Productive dialogue continues with GTL officials

Despite time running short for an originally planned groundbreaking late this year for Extiel-Advantage Somerset, a GTL (gas to liquid) plant, Chris Girdler, president and CEO of SPEDA (Somerset-Pulaski Economic Development Authority) late last week issued a seemingly optimistic statement about the proposed Somerset plant.

"cccccAt this time, we are still having productive dialogue with the company and ensuring all the required due diligence is completed by all parties involved. We greatly appreciate the company's interest in our community and we should have further updates in the near future," said Girdler in an e-mail statement to the Commonwealth Journal.

The GTL plant, according to an announcement last year, would locate on a 23-acre site south of Ferguson that was the former Crane Company property. It would be built in two phases and eventually create 60 well-paying jobs.

Plans for the GTL plant originated during the final year of the Mayor Eddie Girdler administration and the now dissolved Somerset-Pulaski County Development Foundation. Somerset was chosen as the plant site because of its plentiful supplies of natural gas.

Mayor Alan Keck, who defeated Girdler in the 2018 General Election, said shortly after taking office he was " ... cautiously optimistic with healthy skepticism" about the plant.

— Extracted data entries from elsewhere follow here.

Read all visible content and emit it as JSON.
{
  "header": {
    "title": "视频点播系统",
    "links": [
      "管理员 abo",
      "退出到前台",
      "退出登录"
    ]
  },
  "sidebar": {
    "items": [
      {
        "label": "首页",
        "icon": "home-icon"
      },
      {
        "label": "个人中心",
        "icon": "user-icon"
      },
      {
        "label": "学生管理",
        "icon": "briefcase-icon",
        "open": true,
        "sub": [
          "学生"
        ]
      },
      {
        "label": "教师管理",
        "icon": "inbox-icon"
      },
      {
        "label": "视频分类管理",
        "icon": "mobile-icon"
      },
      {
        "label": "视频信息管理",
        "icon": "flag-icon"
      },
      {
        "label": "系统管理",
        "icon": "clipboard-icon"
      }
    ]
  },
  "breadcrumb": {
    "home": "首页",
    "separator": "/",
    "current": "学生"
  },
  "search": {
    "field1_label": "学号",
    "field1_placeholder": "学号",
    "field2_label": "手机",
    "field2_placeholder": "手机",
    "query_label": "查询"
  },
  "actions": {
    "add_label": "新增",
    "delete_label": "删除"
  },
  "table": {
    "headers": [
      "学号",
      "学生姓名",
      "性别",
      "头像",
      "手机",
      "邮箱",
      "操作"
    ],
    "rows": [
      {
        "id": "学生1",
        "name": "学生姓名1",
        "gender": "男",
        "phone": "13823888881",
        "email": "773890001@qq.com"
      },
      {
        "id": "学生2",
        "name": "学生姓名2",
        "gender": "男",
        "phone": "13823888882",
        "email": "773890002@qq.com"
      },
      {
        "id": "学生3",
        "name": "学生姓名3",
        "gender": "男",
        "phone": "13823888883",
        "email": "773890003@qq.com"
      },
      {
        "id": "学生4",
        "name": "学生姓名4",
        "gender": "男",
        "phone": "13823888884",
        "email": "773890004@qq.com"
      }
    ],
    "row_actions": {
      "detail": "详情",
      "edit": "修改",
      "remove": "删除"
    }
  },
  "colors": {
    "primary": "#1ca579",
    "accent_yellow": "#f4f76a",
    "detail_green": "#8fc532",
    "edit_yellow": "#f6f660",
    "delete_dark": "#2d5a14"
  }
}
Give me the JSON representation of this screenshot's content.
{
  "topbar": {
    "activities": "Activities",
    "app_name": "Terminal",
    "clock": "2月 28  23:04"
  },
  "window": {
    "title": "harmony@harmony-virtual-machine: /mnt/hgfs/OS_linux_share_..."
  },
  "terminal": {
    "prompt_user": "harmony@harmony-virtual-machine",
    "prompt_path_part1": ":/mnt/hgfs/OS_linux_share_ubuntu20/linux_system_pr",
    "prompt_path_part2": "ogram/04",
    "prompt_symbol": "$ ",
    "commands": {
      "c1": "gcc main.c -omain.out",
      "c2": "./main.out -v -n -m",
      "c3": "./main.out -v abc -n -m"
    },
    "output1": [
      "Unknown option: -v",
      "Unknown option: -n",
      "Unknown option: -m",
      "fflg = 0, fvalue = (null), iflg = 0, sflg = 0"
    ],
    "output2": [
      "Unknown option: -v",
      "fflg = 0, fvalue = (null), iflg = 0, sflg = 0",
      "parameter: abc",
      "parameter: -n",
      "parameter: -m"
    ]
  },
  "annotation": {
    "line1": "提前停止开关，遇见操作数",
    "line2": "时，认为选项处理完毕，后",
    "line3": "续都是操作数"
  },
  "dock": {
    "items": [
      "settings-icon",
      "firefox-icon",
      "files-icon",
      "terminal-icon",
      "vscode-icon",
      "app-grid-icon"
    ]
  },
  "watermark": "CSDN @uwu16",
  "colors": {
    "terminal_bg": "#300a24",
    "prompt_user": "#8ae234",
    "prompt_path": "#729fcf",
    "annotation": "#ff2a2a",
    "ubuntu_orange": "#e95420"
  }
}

Since then, however, he has been in close contact with the Houston-based firm and has met with the company's officials both here and in Houston.

Greg Carr, managing director of Extiel GPG LlC, parent firm of Extiel-Advantage Somerset, made a surprise announcement, at least to the media, that the Houston company has to raise $110 million to make the Somerset plant a reality. Other than words of optimism about possibilities of raising the money, there have been no publicly announced reports of progress on the fundraising.

According to the initial non-binding framework agreement, debt financing of approximately $50 million was expected to be supplied by a commercial lender through a private capital markets transaction. Total cost of the GTL project is estimated to be $75 million.

In the deal, allegedly signed and announced publicly, Somerset would invest $2,270,000 extending utilities to the plant site and providing office space and training support. Pulaski County is credited with a $345,000 contribution of the plant site, and the state would provide $15,960,000 in tax incentives over 20 years.

Carr said earlier target dates for the Somerset plant have not changed -- complete construction late next year and be operational in 2021. "It will take about 18 months to build the plant," he noted. Carr had not returned a telephone call Tuesday.

The proposed plant is a down-sized version of a large-scale GTL plant design and will produce 250 barrels per day of ultra-clean synthetic fuel products, waxes and industrial hydrogen.

The GTL plant requires pipeline quality natural gas to make the following products:

• FDA approved Paraffin Wax used by many industries.

• Group 3 base oil.

• Environmentally friendly solvents HDS and LDS which increase fuel efficiency and help minimize wear on an engine.

• Hydrogen, 99 percent pure. A GTL press release says three local businesses are committed to expand once hydrogen is available.